{Reference Type}: Journal Article {Title}: Identifying the focuses of hereditary gingival fibromatosis with bioinformatics strategies. {Author}: Zheng F;Chen G;Deng H; {Journal}: Am J Transl Res {Volume}: 14 {Issue}: 6 {Year}: 2022 {Factor}: 3.94 {Abstract}: OBJECTIVE: The objective of this study was to detect the undiscovered bioinformatics information about hereditary gingival fibromatosis and find focuses from published datasets.
METHODS: Two published datasets containing gingival tissue expression profiles of HGF and healthy groups were collected from GEO database. GSE4250 was utilized for cardinality analysis, including the differentially expressed gene analysis, enrichment analyses, hierarchical clustering analysis, and protein-protein interaction network. Key genes were obtained from the protein interaction network plot. GSE58482 was utilized for validation.

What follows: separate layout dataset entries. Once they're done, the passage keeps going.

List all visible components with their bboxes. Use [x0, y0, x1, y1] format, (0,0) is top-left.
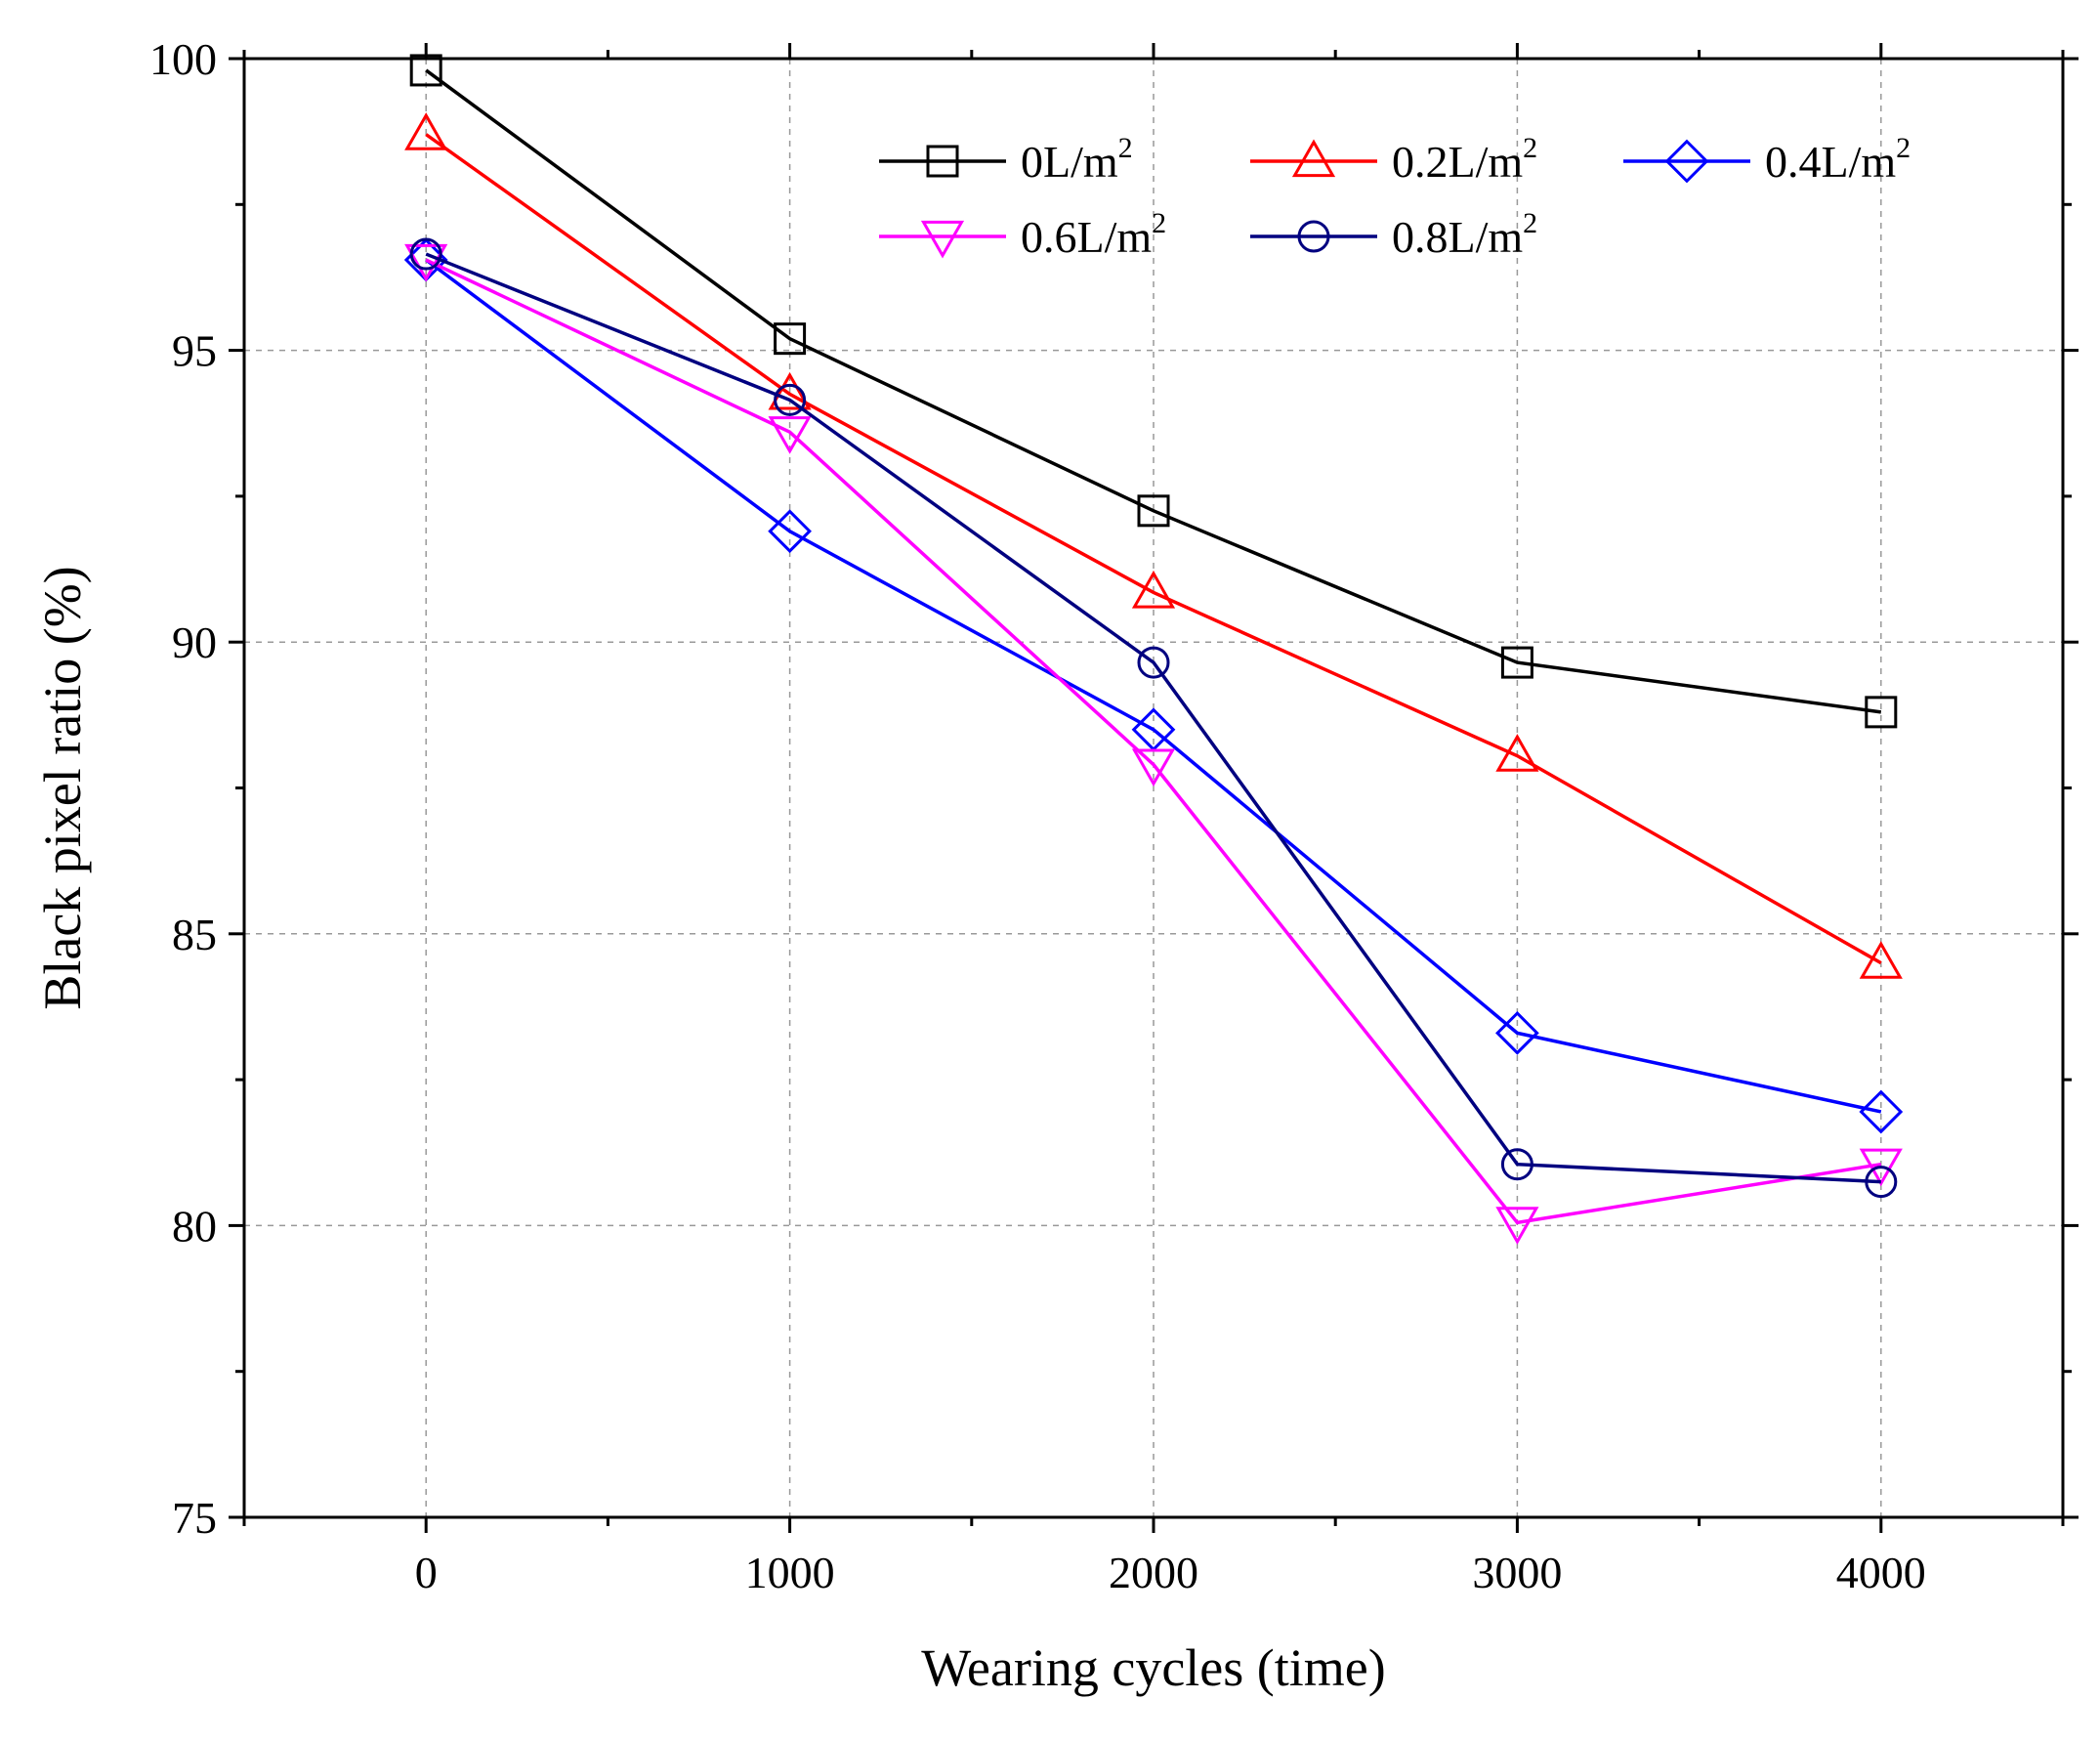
legend-label: 0.8L/m2 [1392, 207, 1537, 262]
y-tick-label: 90 [172, 617, 217, 667]
data-point [1137, 646, 1170, 679]
grid-lines [244, 59, 2063, 1517]
y-tick-label: 80 [172, 1201, 217, 1251]
legend-marker [1291, 139, 1336, 178]
data-point [1500, 1148, 1533, 1181]
data-point [1495, 734, 1539, 772]
data-point [1865, 1166, 1898, 1199]
series-0 [409, 54, 1898, 729]
data-point [774, 322, 807, 356]
legend-marker [1664, 139, 1709, 184]
x-tick-label: 3000 [1472, 1548, 1562, 1597]
legend-item: 0.8L/m2 [1250, 207, 1537, 262]
data-point [1859, 1148, 1903, 1187]
legend-label: 0L/m2 [1021, 132, 1133, 187]
x-axis-title: Wearing cycles (time) [921, 1638, 1385, 1697]
data-point [404, 243, 448, 282]
data-point [768, 371, 812, 410]
data-point [768, 509, 812, 554]
y-tick-label: 75 [172, 1493, 217, 1543]
x-tick-label: 0 [415, 1548, 438, 1597]
data-point [1137, 494, 1170, 528]
data-point [409, 237, 442, 271]
data-point [1865, 696, 1898, 729]
legend-marker [920, 220, 965, 259]
tick-labels: 0 1000 2000 3000 4000 75 80 85 90 95 100 [149, 34, 1926, 1597]
data-point [1131, 570, 1176, 609]
x-tick-label: 4000 [1836, 1548, 1926, 1597]
data-point [1131, 748, 1176, 787]
x-tick-label: 1000 [745, 1548, 835, 1597]
legend-item: 0L/m2 [879, 132, 1133, 187]
data-point [1500, 646, 1533, 679]
series-3 [404, 243, 1903, 1245]
legend-marker [926, 145, 959, 178]
series-line [425, 133, 1882, 965]
legend-item: 0.2L/m2 [1250, 132, 1537, 187]
y-axis-title: Black pixel ratio (%) [33, 566, 92, 1009]
y-tick-label: 95 [172, 326, 217, 376]
axis-ticks [229, 43, 2079, 1533]
x-tick-label: 2000 [1109, 1548, 1198, 1597]
series-line [425, 258, 1882, 1114]
series-line [425, 252, 1881, 1184]
legend-label: 0.6L/m2 [1021, 207, 1166, 262]
legend-item: 0.6L/m2 [879, 207, 1166, 262]
data-point [404, 112, 448, 150]
legend-label: 0.2L/m2 [1392, 132, 1537, 187]
data-point [1495, 1010, 1539, 1055]
legend-item: 0.4L/m2 [1623, 132, 1911, 187]
legend-label: 0.4L/m2 [1765, 132, 1911, 187]
data-point [1859, 941, 1903, 979]
data-point [1859, 1089, 1904, 1134]
data-point [774, 383, 807, 416]
series-4 [409, 237, 1898, 1199]
data-point [768, 416, 812, 454]
data-point [1495, 1207, 1539, 1245]
series-layer [403, 54, 1904, 1245]
series-line [425, 258, 1882, 1225]
series-1 [404, 112, 1903, 979]
series-line [425, 68, 1882, 714]
y-tick-label: 100 [149, 34, 217, 84]
y-tick-label: 85 [172, 910, 217, 959]
legend-marker [1297, 220, 1330, 253]
legend: 0L/m2 0.2L/m2 0.4L/m2 0.6L/m2 0.8L/m2 [879, 132, 1911, 262]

RESULTS: Analysis of the expression profiling by array, there were 785 genes (380 upregulated genes, 405 downregulated genes) expressed differentially between HGF gingival tissue and healthy gingival tissue. KEGG and GO enrichment analyses obtained candidate pathways. Differentially expressed genes were associated with activated pathways like skin barrier pathway and cornified envelope pathway. Repressed pathways included ion homeostasis pathway, receptor ligand activity pathway, and cell population proliferation pathway. Key genes such as F2R, TGM7, and MMP13 were confirmed with differential expression by external validation.
CONCLUSIONS: By bioinformatics approaches, we found new discoveries including several pathways and key genes. These discoveries deserve attention and research in the future.